Keeping his own voice low but his fear showing, Piers said, “They’re sick. Everyone in the hall. Horribly sick and throwing up.”
“Everyone?” Joliffe demanded, not letting his face do anything but smile. The children had to be kept playing and unfrightened, no matter what fear was gibbering up inside himself. “Bassett and the rest and servants and all?”
“N . . . no.” Piers was more shaken than Joliffe had ever seen him. “No, not them. They’re helping. But everyone who was feasting. Almost everyone. They’re all cramped over in pain and throwing up. Joliffe, if it’s plague . . .”
“I’ve never heard of a plague that started with throwing up,” Joliffe said strongly. Which did not mean there was not one. Or a new one. But plague did not bear thinking about and he said, “It sounds like the food has done it, that’s all.”
But that wasn’t all. In the hot weather food could go off easily enough and sicken anyone who ate it, even kill them, God forbid; but two days ago someone had left a dead body in the Penteney’s yard. That had been a deliberate making of trouble for the Penteneys. What if this were a deliberate poisoning, to make more trouble?
But if Basset, Rose, and Ellis were all right then it wasn’t so bad as it might be, and he said to Piers, “There’s no one dead?”
“No. But they’re all throwing up. There’s mess everywhere and . . .”

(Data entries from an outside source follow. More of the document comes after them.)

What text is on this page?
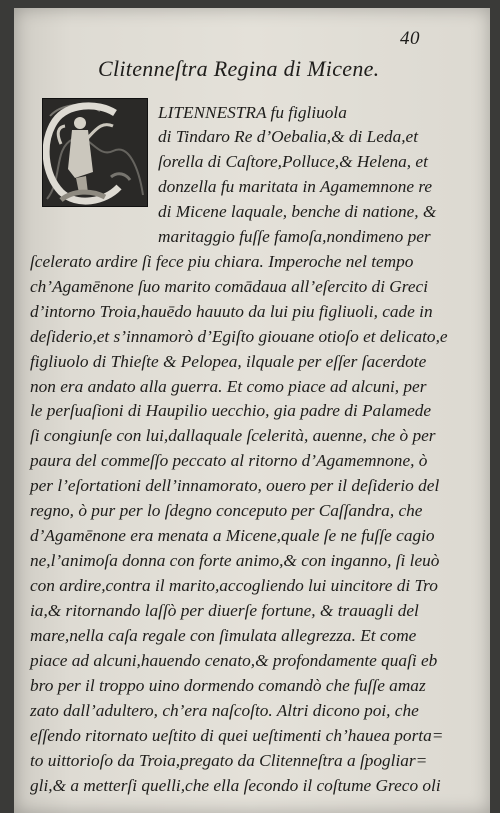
40
Clitenneſtra Regina di Micene.
LITENNESTRA fu figliuola
di Tindaro Re d’Oebalia,& di Leda,et
ſorella di Caſtore,Polluce,& Helena, et
donzella fu maritata in Agamemnone re
di Micene laquale, benche di natione, &
maritaggio fuſſe famoſa,nondimeno per
ſcelerato ardire ſi fece piu chiara. Imperoche nel tempo
ch’Agamēnone ſuo marito comādaua all’eſercito di Greci
d’intorno Troia,hauēdo hauuto da lui piu figliuoli, cade in
deſiderio,et s’innamorò d’Egiſto giouane otioſo et delicato,e
figliuolo di Thieſte & Pelopea, ilquale per eſſer ſacerdote
non era andato alla guerra. Et como piace ad alcuni, per
le perſuaſioni di Haupilio uecchio, gia padre di Palamede
ſi congiunſe con lui,dallaquale ſcelerità, auenne, che ò per
paura del commeſſo peccato al ritorno d’Agamemnone, ò
per l’eſortationi dell’innamorato, ouero per il deſiderio del
regno, ò pur per lo ſdegno conceputo per Caſſandra, che
d’Agamēnone era menata a Micene,quale ſe ne fuſſe cagio
ne,l’animoſa donna con forte animo,& con inganno, ſi leuò
con ardire,contra il marito,accogliendo lui uincitore di Tro
ia,& ritornando laſſò per diuerſe fortune, & trauagli del
mare,nella caſa regale con ſimulata allegrezza. Et come
piace ad alcuni,hauendo cenato,& profondamente quaſi eb
bro per il troppo uino dormendo comandò che fuſſe amaz
zato dall’adultero, ch’era naſcoſto. Altri dicono poi, che
eſſendo ritornato ueſtito di quei ueſtimenti ch’haueа porta=
to uittorioſo da Troia,pregato da Clitenneſtra a ſpogliar=
gli,& a metterſi quelli,che ella ſecondo il coſtume Greco oli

“Yes, fine.” Joliffe did not particularly want to hear more than that about it. “Can you stay here? I’m going to need help with this lot.”
Fresh air and being away from the hall were rapidly returning Piers to himself and color to his face. “I’m not going back in there, sure,” he said, and together they were able to keep the children busy until, when the first stars were pricking out, Nurse came into the garden again. Seeing her, Joliffe went to meet her, leaving Piers showing how to do a cartwheel. Her white wimple, veil, and apron were moth-pale in the gathering dark and so was her face when he was near enough to see it.
“How goes it?” he asked quietly, quickly. “I’ve heard what’s happening.”
“It’s bettering.” Her voice shook a little. “The worst seems passed but, dear St. Frideswide, it was terrible for a time.” She shuddered. “Twenty people all sick as sick could be, all at the same time. None of us could move fast enough to keep up. The hall . . . it’s not good . . . everyone . . .”
She needed a strong drink of something to steady her, but Joliffe had nothing to offer but distraction and said, “I’ve kept the children as best I could, but it’s getting late for them. They’re tiring.” Not to mention that so was he.